“Mutande” è un brano che nasce da una riflessione schietta sulle relazioni e sull’identità e si trasforma in un inno al cambiamento interiore. Claudia Salvini parte da una frase provocatoria — “Il sesso senza amore è un conflitto d’interessi tra organi genitali, l’amore senza il sesso è uno scambio di fluidi mentali” — per raccontare il disagio e la confusione di certi legami contemporanei, ma va oltre. Al centro del pezzo c’è una presa di posizione chiara: smettere di adattarsi a ciò che non ci rispecchia più, dire basta, e scegliere di andare nella propria direzione. Il titolo diventa così il simbolo quotidiano e diretto di una trasformazione semplice ma potente: cambiare, se lo si vuole davvero, può essere naturale come cambiarsi i vestiti. Il sound è asciutto, sincero, con pochi elementi ma tutti al servizio delle parole, che restano il cuore del progetto artistico di Claudia.
Spiega l’artista a proposito del brano: «Mutande è partita da una frase che mi girava in testa da tempo, su sesso e amore e su quanto spesso li viviamo in modo distorto o separato, ma in realtà quella frase è stata solo lo spunto. Il vero centro del brano è un cambiamento interiore: dire “basta”, smettere di rincorrere situazioni che non ti somigliano più, e scegliere finalmente te stessa. Mi piaceva usare un’immagine quotidiana, semplice, come quella delle mutande, per raccontare una cosa profonda: cambiare può essere naturale, se smetti di complicarti tutto. In studio abbiamo cercato di mantenere questa sincerità anche nella produzione: niente maschere, niente frasi per compiacere. Mutande è una canzone che mi rappresenta perché è diretta, ironica, ma anche carica di significato. Un piccolo manifesto personale.»

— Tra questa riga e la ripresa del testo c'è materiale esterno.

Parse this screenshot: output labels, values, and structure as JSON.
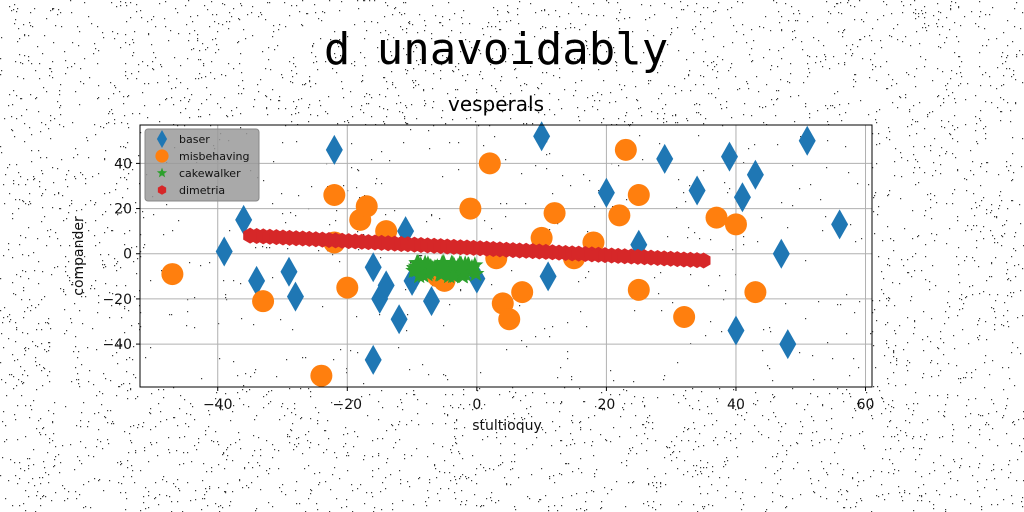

Il videoclip di “Mutande” per la regia di Stefano Di Giovanni mette in scena con ironia e impatto visivo il contrasto tra costrizione e libertà, giocando con il corpo, il grottesco e il surreale. La protagonista – interpretata dalla stessa cantautrice – è inizialmente rinchiusa in uno spazio intimo e volutamente assurdo: canta seduta sul WC, con le mutande abbassate e un casco di banane in testa. Un’immagine che fa sorridere, ma che racconta una sensazione comune: quella di sentirsi bloccati, a disagio, fuori posto. Poi qualcosa si rompe – letteralmente: salta sul letto, lancia mutande, fa esplodere un cuscino pieno di piume. Gesti liberatori, quasi infantili, che segnano un piccolo ma necessario atto di ribellione.
Nel finale, la scena si apre all’esterno: la protagonista esce da quella stanza soffocante e si ritrova finalmente in un luogo aperto, naturale. Il messaggio è semplice e diretto: cambiare, a volte, è facile come cambiarsi le mutande. Basta smettere di restare dove non si respira più. Basta volerlo davvero.